Bookpleasures.com welcomes as our guest Wesley Berry, author of Big Things Have Small Beginnings.
Good day Wes and thanks for participating in our interview.
Norm: Please tell our readers a little bit about your personal and professional background.
Wes: First and foremost I am a husband and father of four sons and a close second I am a life long dog lover. Through my businesses I’ve always found ways to be active in many community causes. I’ve been a pioneer in e-Commerce, building a $60 Million Dollar online business. As a modest student of military history, I often draw upon this body of knowledge.
Norm: What has been your greatest challenge (professionally) that you’ve overcome in getting to where you are at today?
Wes: I have always believed that every situation has both positive or negative implications, and that it is my responsibility to find the good in every experience. The restrictive climate imposed by politics from 2004 to 2012 was so unpredictable that it was very difficult to respond to.
Norm: How many times in your career have you experienced rejection?

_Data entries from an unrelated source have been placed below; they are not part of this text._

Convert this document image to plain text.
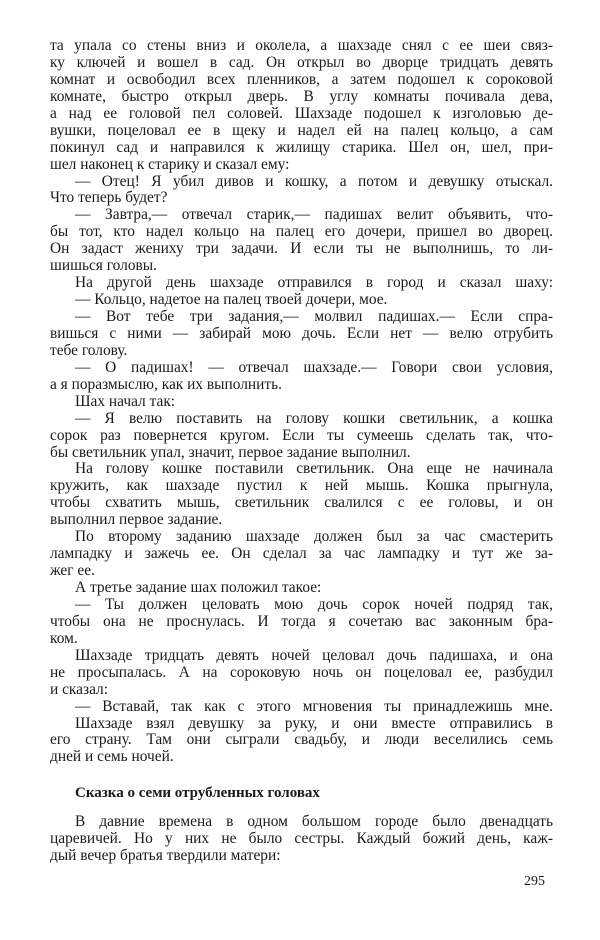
та упала со стены вниз и околела, а шахзаде снял с ее шеи связ-
ку ключей и вошел в сад. Он открыл во дворце тридцать девять
комнат и освободил всех пленников, а затем подошел к сороковой
комнате, быстро открыл дверь. В углу комнаты почивала дева,
а над ее головой пел соловей. Шахзаде подошел к изголовью де-
вушки, поцеловал ее в щеку и надел ей на палец кольцо, а сам
покинул сад и направился к жилищу старика. Шел он, шел, при-
шел наконец к старику и сказал ему:
— Отец! Я убил дивов и кошку, а потом и девушку отыскал.
Что теперь будет?
— Завтра,— отвечал старик,— падишах велит объявить, что-
бы тот, кто надел кольцо на палец его дочери, пришел во дворец.
Он задаст жениху три задачи. И если ты не выполнишь, то ли-
шишься головы.
На другой день шахзаде отправился в город и сказал шаху:
— Кольцо, надетое на палец твоей дочери, мое.
— Вот тебе три задания,— молвил падишах.— Если спра-
вишься с ними — забирай мою дочь. Если нет — велю отрубить
тебе голову.
— О падишах! — отвечал шахзаде.— Говори свои условия,
а я поразмыслю, как их выполнить.
Шах начал так:
— Я велю поставить на голову кошки светильник, а кошка
сорок раз повернется кругом. Если ты сумеешь сделать так, что-
бы светильник упал, значит, первое задание выполнил.
На голову кошке поставили светильник. Она еще не начинала
кружить, как шахзаде пустил к ней мышь. Кошка прыгнула,
чтобы схватить мышь, светильник свалился с ее головы, и он
выполнил первое задание.
По второму заданию шахзаде должен был за час смастерить
лампадку и зажечь ее. Он сделал за час лампадку и тут же за-
жег ее.
А третье задание шах положил такое:
— Ты должен целовать мою дочь сорок ночей подряд так,
чтобы она не проснулась. И тогда я сочетаю вас законным бра-
ком.
Шахзаде тридцать девять ночей целовал дочь падишаха, и она
не просыпалась. А на сороковую ночь он поцеловал ее, разбудил
и сказал:
— Вставай, так как с этого мгновения ты принадлежишь мне.
Шахзаде взял девушку за руку, и они вместе отправились в
его страну. Там они сыграли свадьбу, и люди веселились семь
дней и семь ночей.
Сказка о семи отрубленных головах
В давние времена в одном большом городе было двенадцать
царевичей. Но у них не было сестры. Каждый божий день, каж-
дый вечер братья твердили матери:
295
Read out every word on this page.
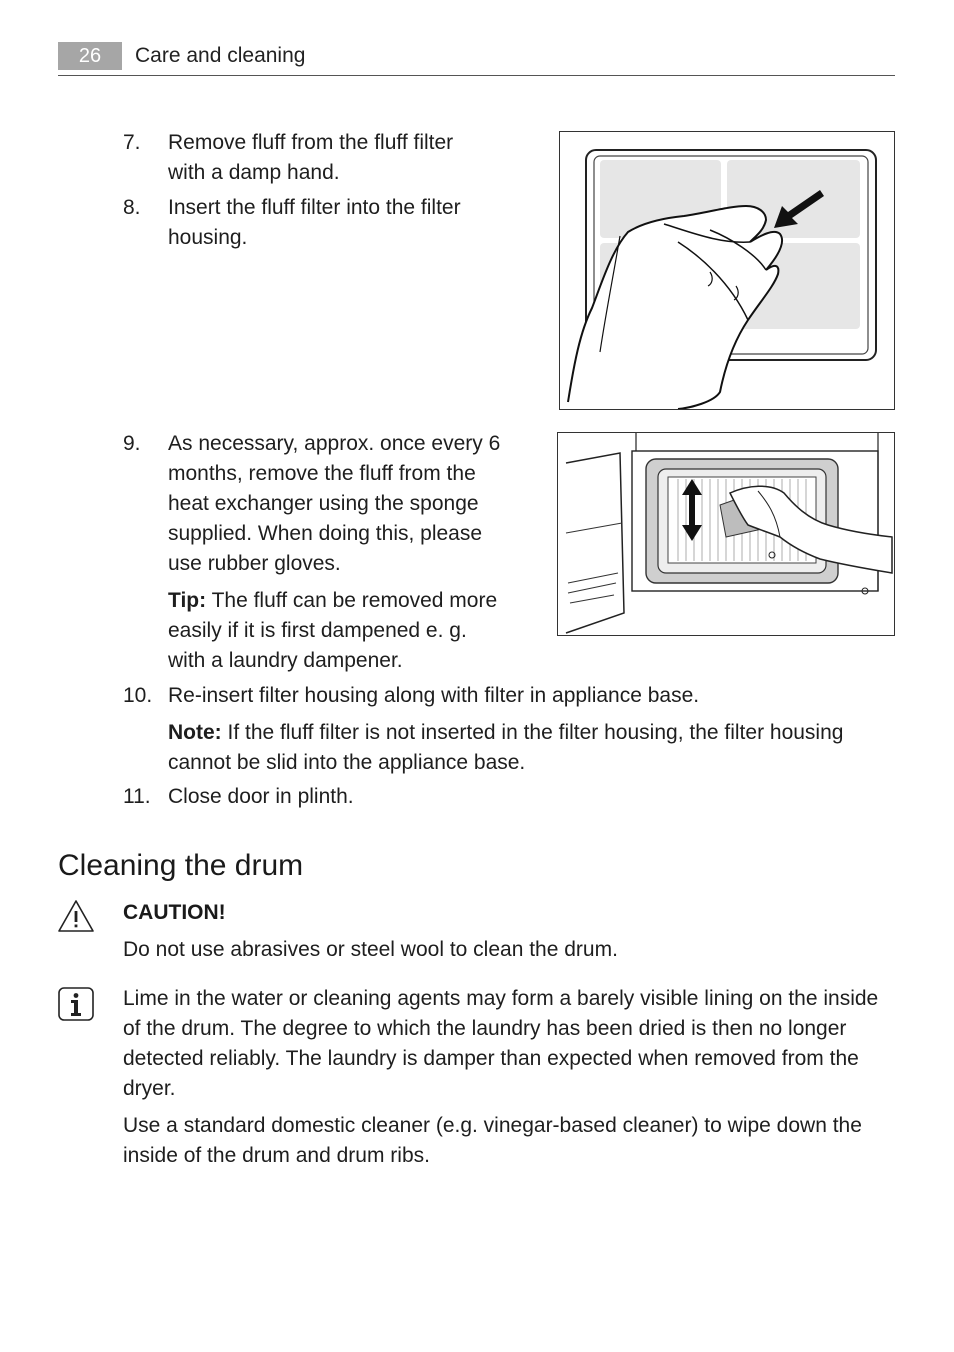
26	Care and cleaning
7. Remove fluff from the fluff filter
with a damp hand.
8. Insert the fluff filter into the filter
housing.
9. As necessary, approx. once every 6
months, remove the fluff from the
heat exchanger using the sponge
supplied. When doing this, please
use rubber gloves.
Tip: The fluff can be removed more
easily if it is first dampened e. g.
with a laundry dampener.
10. Re-insert filter housing along with filter in appliance base.
Note: If the fluff filter is not inserted in the filter housing, the filter housing
cannot be slid into the appliance base.
11. Close door in plinth.
Cleaning the drum
CAUTION!
Do not use abrasives or steel wool to clean the drum.
Lime in the water or cleaning agents may form a barely visible lining on the inside
of the drum. The degree to which the laundry has been dried is then no longer
detected reliably. The laundry is damper than expected when removed from the
dryer.
Use a standard domestic cleaner (e.g. vinegar-based cleaner) to wipe down the
inside of the drum and drum ribs.
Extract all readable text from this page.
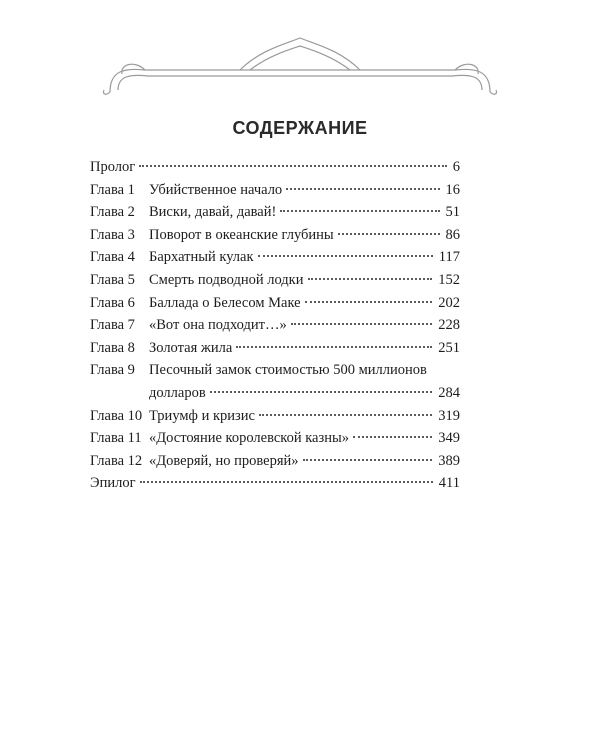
СОДЕРЖАНИЕ
Пролог	6
Глава 1 Убийственное начало	16
Глава 2 Виски, давай, давай!	51
Глава 3 Поворот в океанские глубины	86
Глава 4 Бархатный кулак	117
Глава 5 Смерть подводной лодки	152
Глава 6 Баллада о Белесом Маке	202
Глава 7 «Вот она подходит…»	228
Глава 8 Золотая жила	251
Глава 9 Песочный замок стоимостью 500 миллионов
долларов	284
Глава 10 Триумф и кризис	319
Глава 11 «Достояние королевской казны»	349
Глава 12 «Доверяй, но проверяй»	389
Эпилог	411
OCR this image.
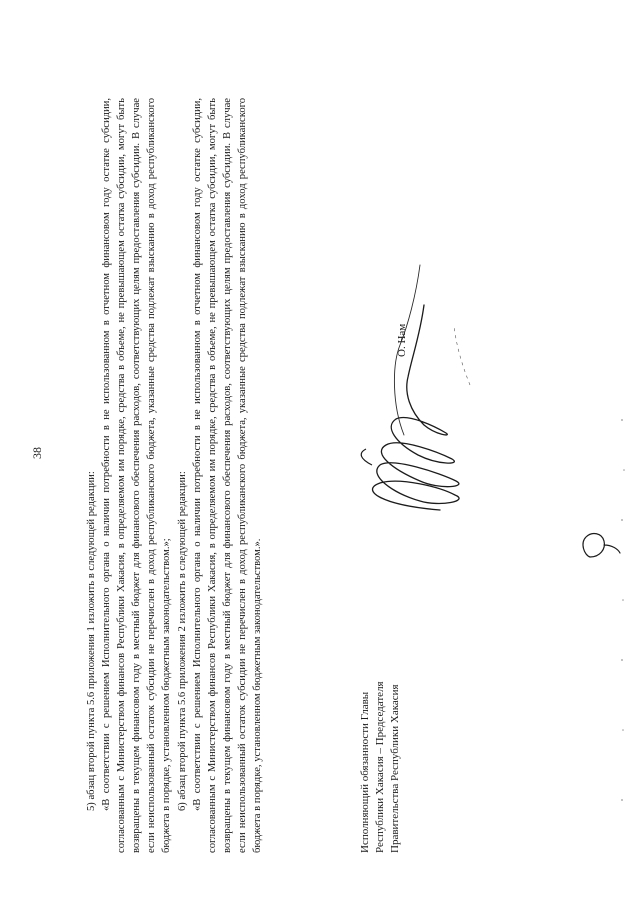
38

5) абзац второй пункта 5.6 приложения 1 изложить в следующей редакции: «В соответствии с решением Исполнительного органа о наличии потребности в не использованном в отчетном финансовом году остатке субсидии, согласованным с Министерством финансов Республики Хакасия, в определяемом им порядке, средства в объеме, не превышающем остатка субсидии, могут быть возвращены в текущем финансовом году в местный бюджет для финансового обеспечения расходов, соответствующих целям предоставления субсидии. В случае если неиспользованный остаток субсидии не перечислен в доход республиканского бюджета, указанные средства подлежат взысканию в доход республиканского бюджета в порядке, установленном бюджетным законодательством.»; 6) абзац второй пункта 5.6 приложения 2 изложить в следующей редакции: «В соответствии с решением Исполнительного органа о наличии потребности в не использованном в отчетном финансовом году остатке субсидии, согласованным с Министерством финансов Республики Хакасия, в определяемом им порядке, средства в объеме, не превышающем остатка субсидии, могут быть возвращены в текущем финансовом году в местный бюджет для финансового обеспечения расходов, соответствующих целям предоставления субсидии. В случае если неиспользованный остаток субсидии не перечислен в доход республиканского бюджета, указанные средства подлежат взысканию в доход республиканского бюджета в порядке, установленном бюджетным законодательством.».	Исполняющий обязанности Главы Республики Хакасия – Председателя Правительства Республики Хакасия
О. Нам
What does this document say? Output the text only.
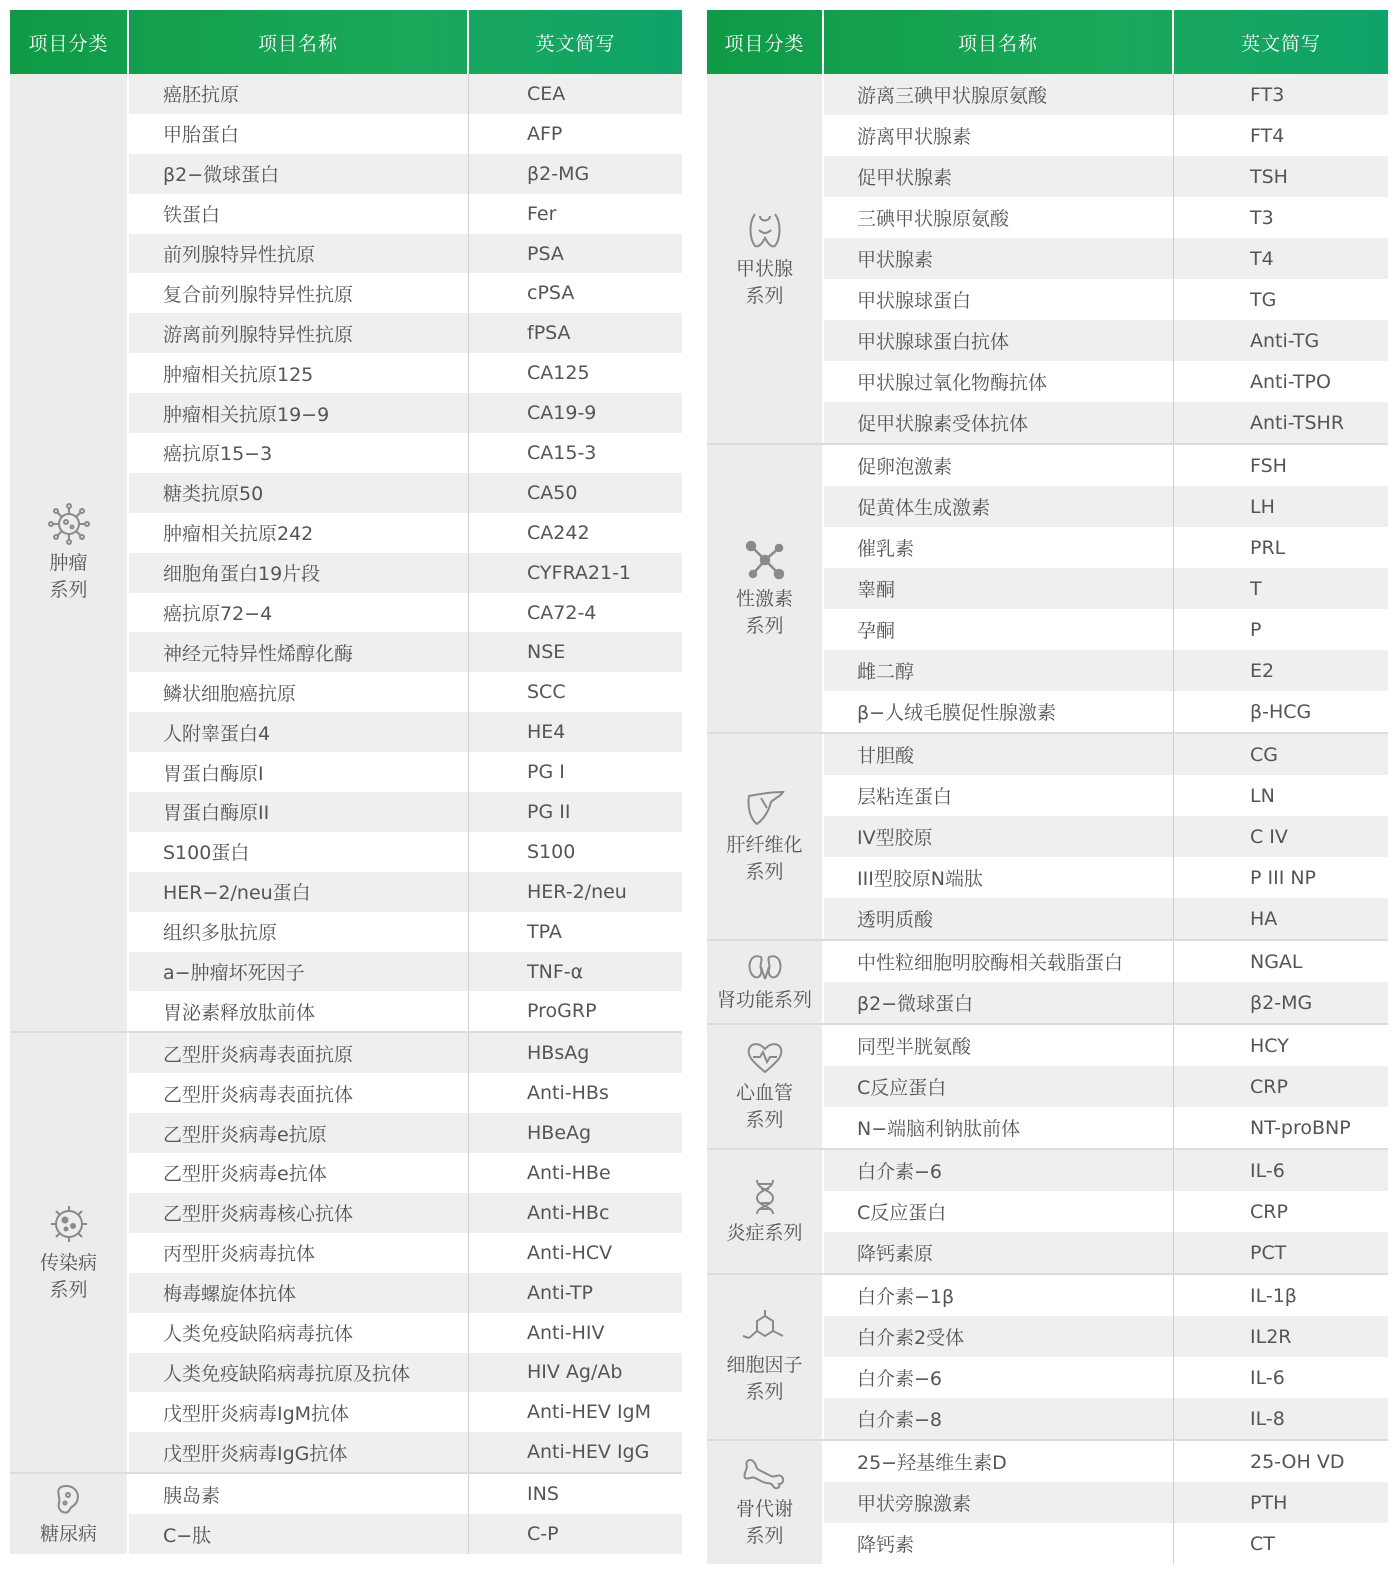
项目分类	项目名称	英文简写
肿瘤
系列
癌胚抗原	CEA
甲胎蛋白	AFP
β2−微球蛋白	β2-MG
铁蛋白	Fer
前列腺特异性抗原	PSA
复合前列腺特异性抗原	cPSA
游离前列腺特异性抗原	fPSA
肿瘤相关抗原125	CA125
肿瘤相关抗原19−9	CA19-9
癌抗原15−3	CA15-3
糖类抗原50	CA50
肿瘤相关抗原242	CA242
细胞角蛋白19片段	CYFRA21-1
癌抗原72−4	CA72-4
神经元特异性烯醇化酶	NSE
鳞状细胞癌抗原	SCC
人附睾蛋白4	HE4
胃蛋白酶原I	PG I
胃蛋白酶原II	PG II
S100蛋白	S100
HER−2/neu蛋白	HER-2/neu
组织多肽抗原	TPA
a−肿瘤坏死因子	TNF-α
胃泌素释放肽前体	ProGRP
传染病
系列
乙型肝炎病毒表面抗原	HBsAg
乙型肝炎病毒表面抗体	Anti-HBs
乙型肝炎病毒e抗原	HBeAg
乙型肝炎病毒e抗体	Anti-HBe
乙型肝炎病毒核心抗体	Anti-HBc
丙型肝炎病毒抗体	Anti-HCV
梅毒螺旋体抗体	Anti-TP
人类免疫缺陷病毒抗体	Anti-HIV
人类免疫缺陷病毒抗原及抗体	HIV Ag/Ab
戊型肝炎病毒IgM抗体	Anti-HEV IgM
戊型肝炎病毒IgG抗体	Anti-HEV IgG
糖尿病
胰岛素	INS
C−肽	C-P
项目分类	项目名称	英文简写
甲状腺
系列
游离三碘甲状腺原氨酸	FT3
游离甲状腺素	FT4
促甲状腺素	TSH
三碘甲状腺原氨酸	T3
甲状腺素	T4
甲状腺球蛋白	TG
甲状腺球蛋白抗体	Anti-TG
甲状腺过氧化物酶抗体	Anti-TPO
促甲状腺素受体抗体	Anti-TSHR
性激素
系列
促卵泡激素	FSH
促黄体生成激素	LH
催乳素	PRL
睾酮	T
孕酮	P
雌二醇	E2
β−人绒毛膜促性腺激素	β-HCG
肝纤维化
系列
甘胆酸	CG
层粘连蛋白	LN
IV型胶原	C IV
III型胶原N端肽	P III NP
透明质酸	HA
肾功能系列
中性粒细胞明胶酶相关载脂蛋白	NGAL
β2−微球蛋白	β2-MG
心血管
系列
同型半胱氨酸	HCY
C反应蛋白	CRP
N−端脑利钠肽前体	NT-proBNP
炎症系列
白介素−6	IL-6
C反应蛋白	CRP
降钙素原	PCT
细胞因子
系列
白介素−1β	IL-1β
白介素2受体	IL2R
白介素−6	IL-6
白介素−8	IL-8
骨代谢
系列
25−羟基维生素D	25-OH VD
甲状旁腺激素	PTH
降钙素	CT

How did they shape you?
Wes: Rejection is a very important business experience; in fact if you’re not experiencing rejection you are not pushing the envelope far enough. I am confident that I have experienced more rejection because I pride myself on having a high degree of audacity. Winning and losing are part of the same experience if you’re not willing to lose you will avoid risk and only with risk is the opportunity for reward truly realized.
Norm: Many business people believe that talent – intellectual capital – is going to be the new battlefield for countries, corporations and individuals. Do you agree or disagree? Please explain.
Wes: No, it will not be the new battlefield – because it has always been the only true battlefield. The longbow of Henry V is what won the Battle of Agincourt on Saint Crispins Day (October 25 1415); the talent of his archers and the intellectual capital of Harry’s army exceeded that of the French who were outmatched and soundly defeated.
Norm: Do you believe that the greatest innovation challenge today is figuring out how to adapt technology to people so people don't have to adapt to technology? If so, please explain.
Wes: Being user-friendly is important and should always be the objective, however technology is our friend and such, as with all friendships, it requires both parties to apply themselves to the relationship. In the end those who are best able to be tech savvy will enjoy the most prosperity.
Norm: What would you say is the greatest challenge for business today?
Wes: The speed of innovation and as a result, the speed of obsolescence is also increased. The solution of course is the same as it has always been, ever since the wheel was affixed to the first chariot: you have to keep learning; the successful are lifelong learners.
Norm: How did you initially come up with the title of your book, Big Things Have Small Beginnings?
Wes: From the 1962 movie Lawrence of Arabia which in my option is one of the greatest stories ever told. If you take that movie as a lesson instead of entertainment you will be very much enlightened. The impossible, you’ll find, is often the only thing that is really worth doing. Story of T.E. Lawrence, a story of leadership, brilliant audacity of insubordination and success.
Norm: What motivated you to write the book?
Wes: Often I’ve been encouraged to write a book and at some point I came to realize that I had a responsibility to share what I’ve been taught by so many generous mentors. It became important for me to reduce some rather complicated concepts into a simple, straitforward book.
Norm: What challenges or obstacles did you encounter while writing your book? How did you overcome these challenges?
Wes: Really I found the experience very easy comparatively.
Norm: What was one of the most surprising things you learned in creating the book?
Wes: I was reminded how
simple things can sound once when you know the answer.
Norm: What were your goals and intentions in this book, and what do you hope will be the everlasting thoughts for readers who finish your book?
Wes: It’s all just a game and you can’t play if you are not willing to roll the dice. And if you think small you’ll never make it big.
Norm: Where can our readers find out more about you and Big Things Have Small Beginnings?
Norm: What is next for Wes Berry?
Wes: I’m currently doing a weekly radio show Sundays at noon on WDTK Detroit FM101.5/AM1400 and LIVE on Facebook. And to keep my ego in check I’ve been spending some time golfing with my sons.
Norm: Thanks once again and good luck with Big Things Have Small Beginnings?